According to Gumilev, passionarity is a factor of an ethnos's negentropy, which resists the inevitable tendency toward entropy — the dead equilibrium to which all closed physical systems are liable. However, ethnoi too are susceptible to the law of gradual exhaustion of passionarity. First of all, the tendency for passionarians to perish prematurely in times of war explains why these persons rarely reproduce and pass on their passionary genes. Moreover, during peacetime, passionarians are apt to miss their callings and are forced into marginal status, alienated from societies in which moderate and cautious people enjoy greater success. Thus, the fate of every ethnos is a gradual loss of passionarity and a multistage degradation into passivity and extinction. — Ideas Against Ideocracy: Non-Marxist Thought of the Late Soviet Period (The Philosphy of Ethnicity, page 41. Mikhail Epstein)

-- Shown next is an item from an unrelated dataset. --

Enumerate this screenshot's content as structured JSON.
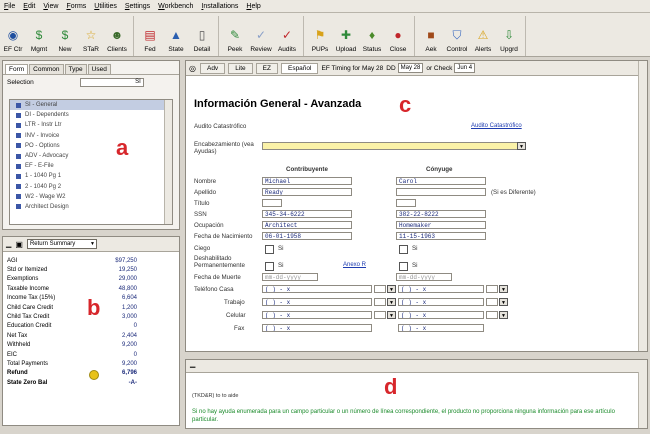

Putin said in February 2021:
“I believe in passionarity, in the theory of passionarity … Russia has not reached its peak. We are on the march, on the march of development. We have an infinite genetic code. It is based on the mixing of blood.”
Mixing of blood? Ick.
The reason I started thinking about passionarity is because on Monday evening someone said Ukraine’s passionarians are being “burned up.2” We were talking about changes adopted to laws on forced military conscription.
One way to understand Ukraine’s failing forced conscription campaign is to reflect on the Z’s trip to Oman in January 2020, followed by his decision to appoint a new President’s Office head, sack the government and install a new Defense Minister (who turned out to be a dud). I could say something nasty about Bulgaria, but we already wrote about that (below).
For more about passionarity, I refer you to what we wrote last year.
Have a wonderful day!
Lev Gumilev: passion, Putin and power. The ideas of the Soviet historian are influencing a new generation of hardliners (The Financial Times, March 11, 2016)
Passionarians were the first whom Russians hunted for first in occupied Ukraine. Investigators from the Mobile Justice Team said the invaders tried to neutralize people labeled as “leaders,” who could resist the occupation physically or culturally. The word “passionarians” is more fitting, since these people are not necessarily leaders in the literal sense: they don’t always lead, but rather “push,” as Lev Gumilev put it. And since Putinists deny the existence of the Ukrainian nation, eliminating passionarians fits in with Gumilev’s theory of ethnogenesis: it reduces the Ukrainians’ push to differentiate, making it easier to destroy their identity.